Fanatics Sports Betting Ambitions
Fanatics, which was recently valued at $27 billion in private markets, has long held sports betting goals. But in the eyes of some market observers, the company has been slow to act.
After missing out on a New York sports betting permit, the deal with Amelco is the clearest sign to date that the sports apparel behemoth is planning to execute its sports wagering strategy. Moreover, buying code from the British company could signal that Fanatics is willing to enter this realm on its own, rather than using acquisitions to get into the regulated sports wagering game.
The Florida-based company has long been at the center of industry consolidation rumors, including speculation it held merger talks last year with Rush Street Interactive (NYSE:RSI) and Swedish gaming giant Betsson.

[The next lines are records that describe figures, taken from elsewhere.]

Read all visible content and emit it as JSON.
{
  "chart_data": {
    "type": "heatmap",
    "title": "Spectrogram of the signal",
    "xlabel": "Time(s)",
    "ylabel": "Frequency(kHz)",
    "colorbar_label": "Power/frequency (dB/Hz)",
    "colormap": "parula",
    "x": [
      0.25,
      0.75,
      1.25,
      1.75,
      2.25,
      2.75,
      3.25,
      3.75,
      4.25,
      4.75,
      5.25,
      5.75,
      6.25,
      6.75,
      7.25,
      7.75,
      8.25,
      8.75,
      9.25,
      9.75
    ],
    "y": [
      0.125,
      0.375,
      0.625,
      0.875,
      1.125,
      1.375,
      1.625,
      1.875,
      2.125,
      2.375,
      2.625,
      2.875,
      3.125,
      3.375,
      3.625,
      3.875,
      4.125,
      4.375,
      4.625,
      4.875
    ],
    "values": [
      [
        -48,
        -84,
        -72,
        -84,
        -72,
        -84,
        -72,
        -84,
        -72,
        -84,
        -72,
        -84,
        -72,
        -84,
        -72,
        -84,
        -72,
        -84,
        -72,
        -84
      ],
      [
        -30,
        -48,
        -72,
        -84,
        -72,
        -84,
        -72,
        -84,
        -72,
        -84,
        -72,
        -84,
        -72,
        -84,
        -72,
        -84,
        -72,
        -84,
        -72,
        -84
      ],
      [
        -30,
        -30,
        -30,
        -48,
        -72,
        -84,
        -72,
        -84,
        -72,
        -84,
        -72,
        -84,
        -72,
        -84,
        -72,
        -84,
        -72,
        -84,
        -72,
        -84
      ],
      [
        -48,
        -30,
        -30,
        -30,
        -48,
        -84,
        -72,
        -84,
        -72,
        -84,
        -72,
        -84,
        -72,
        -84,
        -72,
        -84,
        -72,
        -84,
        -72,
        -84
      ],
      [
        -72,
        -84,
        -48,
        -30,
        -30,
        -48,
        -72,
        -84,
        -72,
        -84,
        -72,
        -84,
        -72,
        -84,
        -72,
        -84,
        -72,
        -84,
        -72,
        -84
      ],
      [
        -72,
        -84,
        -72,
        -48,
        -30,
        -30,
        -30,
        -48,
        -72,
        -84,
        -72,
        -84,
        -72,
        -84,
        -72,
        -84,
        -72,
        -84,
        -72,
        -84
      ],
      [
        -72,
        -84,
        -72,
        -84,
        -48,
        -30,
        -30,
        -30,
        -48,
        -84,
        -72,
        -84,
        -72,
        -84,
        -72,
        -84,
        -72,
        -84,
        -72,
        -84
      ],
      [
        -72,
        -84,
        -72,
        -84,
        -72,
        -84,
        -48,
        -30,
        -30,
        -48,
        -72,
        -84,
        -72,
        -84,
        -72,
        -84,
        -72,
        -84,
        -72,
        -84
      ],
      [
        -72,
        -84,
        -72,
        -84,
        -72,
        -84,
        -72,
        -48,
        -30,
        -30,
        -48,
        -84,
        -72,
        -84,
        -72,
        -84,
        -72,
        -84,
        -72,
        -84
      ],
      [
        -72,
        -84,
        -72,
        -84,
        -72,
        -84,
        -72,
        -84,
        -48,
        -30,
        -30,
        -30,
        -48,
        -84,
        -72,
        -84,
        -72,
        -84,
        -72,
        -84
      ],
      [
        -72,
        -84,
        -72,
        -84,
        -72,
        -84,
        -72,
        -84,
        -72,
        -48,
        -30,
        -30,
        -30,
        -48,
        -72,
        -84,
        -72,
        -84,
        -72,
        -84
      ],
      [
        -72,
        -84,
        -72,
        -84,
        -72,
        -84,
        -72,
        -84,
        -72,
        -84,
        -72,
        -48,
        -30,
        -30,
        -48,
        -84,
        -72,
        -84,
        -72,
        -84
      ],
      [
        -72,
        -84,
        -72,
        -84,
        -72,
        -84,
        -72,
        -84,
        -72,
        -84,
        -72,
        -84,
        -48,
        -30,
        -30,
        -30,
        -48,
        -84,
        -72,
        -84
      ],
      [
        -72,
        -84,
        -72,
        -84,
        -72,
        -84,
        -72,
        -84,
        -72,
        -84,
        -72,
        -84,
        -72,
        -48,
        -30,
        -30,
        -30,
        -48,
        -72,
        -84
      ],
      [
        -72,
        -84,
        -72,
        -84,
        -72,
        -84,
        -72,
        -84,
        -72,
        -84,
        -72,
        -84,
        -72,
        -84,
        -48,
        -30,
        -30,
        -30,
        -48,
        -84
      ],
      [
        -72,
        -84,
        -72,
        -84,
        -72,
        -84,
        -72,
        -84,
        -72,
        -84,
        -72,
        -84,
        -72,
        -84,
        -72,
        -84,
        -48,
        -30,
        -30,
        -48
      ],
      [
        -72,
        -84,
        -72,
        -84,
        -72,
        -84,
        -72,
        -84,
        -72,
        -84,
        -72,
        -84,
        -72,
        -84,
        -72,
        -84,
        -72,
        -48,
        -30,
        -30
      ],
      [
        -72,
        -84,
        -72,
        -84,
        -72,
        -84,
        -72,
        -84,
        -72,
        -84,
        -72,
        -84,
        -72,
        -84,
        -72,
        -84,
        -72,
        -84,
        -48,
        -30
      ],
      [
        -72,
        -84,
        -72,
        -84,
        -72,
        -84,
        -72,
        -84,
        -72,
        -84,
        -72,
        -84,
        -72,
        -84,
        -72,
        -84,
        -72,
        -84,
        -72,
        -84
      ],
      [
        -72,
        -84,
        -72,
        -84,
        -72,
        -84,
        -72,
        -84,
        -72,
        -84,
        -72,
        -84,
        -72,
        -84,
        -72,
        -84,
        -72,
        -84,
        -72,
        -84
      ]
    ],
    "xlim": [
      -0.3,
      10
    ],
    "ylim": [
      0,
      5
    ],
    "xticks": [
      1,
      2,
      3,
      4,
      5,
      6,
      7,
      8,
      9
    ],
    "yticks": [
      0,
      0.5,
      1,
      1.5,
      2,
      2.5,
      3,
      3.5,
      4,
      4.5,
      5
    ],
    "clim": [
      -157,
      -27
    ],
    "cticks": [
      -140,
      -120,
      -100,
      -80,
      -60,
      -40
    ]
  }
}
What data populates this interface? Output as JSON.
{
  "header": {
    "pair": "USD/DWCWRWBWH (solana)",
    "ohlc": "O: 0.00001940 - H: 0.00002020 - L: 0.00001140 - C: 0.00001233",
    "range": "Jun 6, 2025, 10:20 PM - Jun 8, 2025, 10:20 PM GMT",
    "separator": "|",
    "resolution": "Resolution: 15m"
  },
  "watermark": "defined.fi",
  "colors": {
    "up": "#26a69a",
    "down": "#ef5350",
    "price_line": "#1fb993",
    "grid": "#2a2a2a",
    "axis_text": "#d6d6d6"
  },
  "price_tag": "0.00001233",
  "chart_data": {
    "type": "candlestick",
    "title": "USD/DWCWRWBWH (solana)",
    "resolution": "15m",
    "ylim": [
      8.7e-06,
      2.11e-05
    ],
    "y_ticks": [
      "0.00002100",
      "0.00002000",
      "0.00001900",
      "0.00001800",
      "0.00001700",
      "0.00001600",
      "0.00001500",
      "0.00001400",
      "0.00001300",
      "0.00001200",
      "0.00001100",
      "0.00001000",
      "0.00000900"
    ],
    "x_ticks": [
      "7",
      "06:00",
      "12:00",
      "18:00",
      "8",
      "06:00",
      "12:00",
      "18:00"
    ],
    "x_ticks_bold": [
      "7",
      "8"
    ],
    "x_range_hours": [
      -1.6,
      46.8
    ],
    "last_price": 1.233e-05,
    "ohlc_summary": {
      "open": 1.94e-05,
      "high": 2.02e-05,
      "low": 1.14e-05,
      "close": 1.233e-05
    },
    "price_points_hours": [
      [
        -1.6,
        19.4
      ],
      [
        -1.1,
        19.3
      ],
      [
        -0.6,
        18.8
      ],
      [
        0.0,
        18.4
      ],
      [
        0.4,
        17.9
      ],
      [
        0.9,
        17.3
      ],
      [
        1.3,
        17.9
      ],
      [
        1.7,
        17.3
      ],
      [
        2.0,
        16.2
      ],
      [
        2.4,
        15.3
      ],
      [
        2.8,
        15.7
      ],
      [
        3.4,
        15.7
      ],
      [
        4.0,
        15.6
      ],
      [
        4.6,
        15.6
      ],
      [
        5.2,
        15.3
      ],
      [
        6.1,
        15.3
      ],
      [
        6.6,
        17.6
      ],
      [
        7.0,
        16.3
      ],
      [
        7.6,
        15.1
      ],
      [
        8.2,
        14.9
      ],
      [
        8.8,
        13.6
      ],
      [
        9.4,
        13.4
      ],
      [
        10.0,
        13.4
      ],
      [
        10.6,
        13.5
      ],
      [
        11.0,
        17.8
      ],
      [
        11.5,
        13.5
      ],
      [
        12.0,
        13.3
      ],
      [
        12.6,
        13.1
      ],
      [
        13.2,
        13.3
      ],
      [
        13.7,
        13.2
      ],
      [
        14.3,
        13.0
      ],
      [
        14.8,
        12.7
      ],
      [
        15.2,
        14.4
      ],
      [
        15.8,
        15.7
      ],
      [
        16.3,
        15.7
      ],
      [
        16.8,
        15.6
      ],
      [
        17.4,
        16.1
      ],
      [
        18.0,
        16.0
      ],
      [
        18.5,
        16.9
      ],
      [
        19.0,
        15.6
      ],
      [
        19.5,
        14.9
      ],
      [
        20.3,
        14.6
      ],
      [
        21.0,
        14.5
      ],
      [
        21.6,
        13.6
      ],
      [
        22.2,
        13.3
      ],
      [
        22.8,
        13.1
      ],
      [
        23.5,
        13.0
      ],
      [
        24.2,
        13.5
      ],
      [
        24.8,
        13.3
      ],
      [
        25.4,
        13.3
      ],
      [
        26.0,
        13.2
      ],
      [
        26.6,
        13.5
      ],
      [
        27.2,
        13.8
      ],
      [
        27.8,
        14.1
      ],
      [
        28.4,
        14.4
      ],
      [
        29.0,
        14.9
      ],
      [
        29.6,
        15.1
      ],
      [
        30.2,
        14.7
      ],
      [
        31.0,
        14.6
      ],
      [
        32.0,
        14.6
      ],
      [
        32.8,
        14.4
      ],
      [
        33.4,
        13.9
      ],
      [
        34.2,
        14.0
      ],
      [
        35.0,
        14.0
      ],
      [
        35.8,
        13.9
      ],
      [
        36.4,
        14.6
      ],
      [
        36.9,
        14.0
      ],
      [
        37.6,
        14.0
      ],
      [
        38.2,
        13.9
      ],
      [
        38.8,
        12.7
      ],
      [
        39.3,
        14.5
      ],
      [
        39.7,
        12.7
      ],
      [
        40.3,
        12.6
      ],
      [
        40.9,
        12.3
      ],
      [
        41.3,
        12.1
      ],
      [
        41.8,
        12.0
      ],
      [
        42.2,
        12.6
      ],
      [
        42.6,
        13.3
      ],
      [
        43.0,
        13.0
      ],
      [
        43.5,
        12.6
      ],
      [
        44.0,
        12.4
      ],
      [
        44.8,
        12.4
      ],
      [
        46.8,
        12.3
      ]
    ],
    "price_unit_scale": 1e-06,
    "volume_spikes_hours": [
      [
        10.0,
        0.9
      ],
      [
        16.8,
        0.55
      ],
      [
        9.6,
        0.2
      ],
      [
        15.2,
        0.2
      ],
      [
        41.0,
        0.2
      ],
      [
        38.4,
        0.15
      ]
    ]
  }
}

The company was also thought to be a potential suitor for TwinSpires — controlled by Churchill Downs. It’s also rumored that Fanatics held discussions with Australia’s PointsBet (OTC:PBTHF) before deciding against a takeover of that operator.
Amelco Code Buy Makes Sense
Purchasing code from Amelco jibes with Fanatics founder Michael Rubin’s view that the company must take a long-term approach to sports wagering — one that includes being mindful of costs.
Acquiring technology meshes with that objective because tech is one of the biggest expenses sportsbook operators face, prompting many to turn to acquisitions to bring tech stacks in-house.
Additionally, Rubin is mindful of other sports betting-related costs — namely the big dollars established operators allocated to promotional spending simply to lure customers with no guarantees of those bettors’ long-term loyalty.
The Fanatics founder believes his company can leverage its existing database of tens of millions of customers to acquire sports betting clients at significantly lower costs than entrenched rivals.